If only they did email archiving.

Our first thought was to continue to archive email ourselves. After all, how hard can it be? Basically, we’re talking about saving a copy of every email message. The archive goes on its own server, separated from the rest of the network, over in a dark corner of the data center. It quietly saves all of the data, just waiting for us to need it.

But that means that all email must flow through the archive. So the workflow would look something like this:

  1. A staff member composes an email and sends it to another staff member.
  2. The message goes to Google, because that’s where the sender’s account is.
  3. The message gets forwarded to the archive server, so it can be logged as sent mail.
  4. The message is sent out by our local server.
  5. The message goes to Google, because that’s where the recipient’s account is.
  6. A copy of the message gets forwarded to the archive server, so it can be logged as received mail.
  7. The message is delivered to the recipient’s inbox.
  8. The recipient’s computer connects to Google to retrieve the message from the inbox.

So that message goes across our Internet connection five times.
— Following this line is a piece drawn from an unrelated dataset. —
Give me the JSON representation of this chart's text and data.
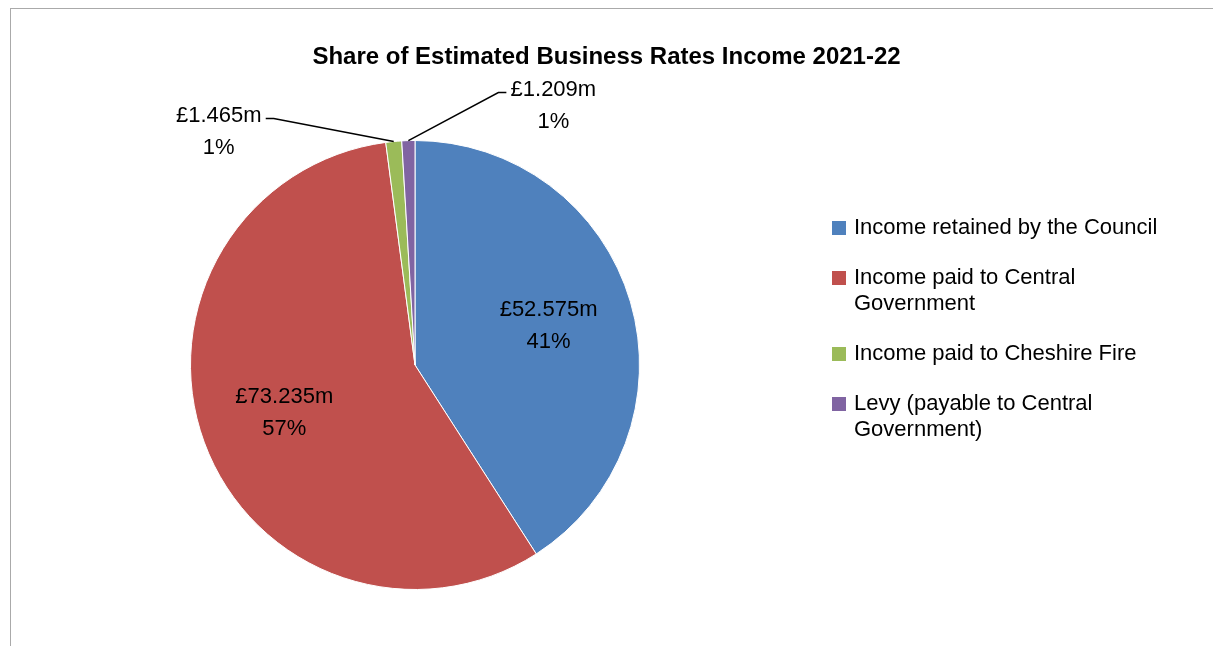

Plus, we have to maintain our own server to archive it. And, we have to have our own server to send out email, effectively funneling all of our mail through our own mail server. Additionally, we have to have backups of all of this. And there’s no guarantee that all incoming email would be archived. In the event of a problem with our server, the message would still get delivered to the recipient’s Google account, even though it hasn’t been archived yet.

Enter Postini. Google will do the archiving for us. This service isn’t free, but considering the benefits, it’s worth the money. The email’s not bouncing around from server to server. It’s being archived off-site. They’ll keep each message for up to ten years (we only require five). And I don’t have to have any mail servers. Sign me up.

There have been few technology “no-brainer” decisions. I remember finding out in 1996 that we could get Internet access from our cable company at 5 mbps for $5 less per month than a dialup account and dedicated phone line. That was a no-brainer. I also remember finding out in 2005 that we could transfer our home phone number to a cell phone for $5 per month instead of the $20 we were paying, and get free long distance. That was a no-brainer.

This is another one of those situations.